For APAC mid-market teams, the practical advice is **do not write raw CUDA unless you are writing custom kernels**. PyTorch with torch.compile, cuDNN, cuBLAS, and FlashAttention cover 95% of workloads at performance close to what hand-tuning produces. Triton is the right tool when you need custom kernels — for fused operations, novel attention variants, quantisation-aware primitives — and its learning curve is orders of magnitude gentler than raw CUDA C++. Hiring CUDA experts is expensive and justified only when your bottleneck is genuinely custom-kernel-shaped.

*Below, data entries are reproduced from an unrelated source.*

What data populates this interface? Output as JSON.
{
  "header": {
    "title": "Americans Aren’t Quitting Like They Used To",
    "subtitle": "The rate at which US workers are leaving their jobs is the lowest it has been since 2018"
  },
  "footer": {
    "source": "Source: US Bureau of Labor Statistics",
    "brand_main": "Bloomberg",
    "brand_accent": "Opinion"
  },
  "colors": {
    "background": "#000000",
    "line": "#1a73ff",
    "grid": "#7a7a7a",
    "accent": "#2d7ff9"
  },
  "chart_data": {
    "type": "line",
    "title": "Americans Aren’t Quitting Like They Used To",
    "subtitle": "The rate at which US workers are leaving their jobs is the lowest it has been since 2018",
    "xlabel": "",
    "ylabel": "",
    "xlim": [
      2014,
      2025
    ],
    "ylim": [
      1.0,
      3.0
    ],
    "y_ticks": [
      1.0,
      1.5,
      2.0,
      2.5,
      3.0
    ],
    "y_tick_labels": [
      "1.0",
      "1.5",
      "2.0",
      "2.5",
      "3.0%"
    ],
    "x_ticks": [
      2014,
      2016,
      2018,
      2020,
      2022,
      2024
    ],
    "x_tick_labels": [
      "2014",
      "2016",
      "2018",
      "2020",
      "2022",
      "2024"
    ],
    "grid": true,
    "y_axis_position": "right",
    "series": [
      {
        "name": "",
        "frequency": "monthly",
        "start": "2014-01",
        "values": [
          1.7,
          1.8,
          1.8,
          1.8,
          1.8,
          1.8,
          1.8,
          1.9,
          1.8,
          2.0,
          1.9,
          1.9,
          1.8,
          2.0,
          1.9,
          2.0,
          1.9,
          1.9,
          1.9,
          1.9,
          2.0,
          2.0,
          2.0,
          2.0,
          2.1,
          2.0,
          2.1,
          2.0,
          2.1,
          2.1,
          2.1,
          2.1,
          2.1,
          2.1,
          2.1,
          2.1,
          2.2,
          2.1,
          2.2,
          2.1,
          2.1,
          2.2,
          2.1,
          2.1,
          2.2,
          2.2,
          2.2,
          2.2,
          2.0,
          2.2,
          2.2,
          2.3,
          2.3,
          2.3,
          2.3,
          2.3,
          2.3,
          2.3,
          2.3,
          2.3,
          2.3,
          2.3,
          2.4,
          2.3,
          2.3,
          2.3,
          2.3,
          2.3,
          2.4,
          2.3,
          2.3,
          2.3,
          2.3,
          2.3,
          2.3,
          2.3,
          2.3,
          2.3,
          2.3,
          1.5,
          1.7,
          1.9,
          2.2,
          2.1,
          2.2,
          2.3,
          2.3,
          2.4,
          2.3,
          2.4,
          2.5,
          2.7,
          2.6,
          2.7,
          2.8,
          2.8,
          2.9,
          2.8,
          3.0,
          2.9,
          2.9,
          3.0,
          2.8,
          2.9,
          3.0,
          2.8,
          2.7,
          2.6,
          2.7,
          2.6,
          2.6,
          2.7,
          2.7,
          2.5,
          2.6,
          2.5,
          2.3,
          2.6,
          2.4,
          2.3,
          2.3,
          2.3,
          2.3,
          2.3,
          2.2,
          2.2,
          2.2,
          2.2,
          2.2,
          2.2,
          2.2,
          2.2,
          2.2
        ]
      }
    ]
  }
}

The non-obvious failure mode is **CUDA lock-in**. Code written against cuDNN-specific call signatures, CUDA-runtime features, or assumes-NVIDIA-hardware idioms doesn't port to ROCm or other ecosystems without material rewrite. For APAC teams concerned about vendor concentration (especially given export controls and GPU supply volatility), writing in higher-level frameworks (PyTorch, JAX) that abstract CUDA-specific details preserves optionality. Teams that embed raw CUDA deeply into their stack have reduced flexibility to move to AMD or custom silicon when economics or policy shift.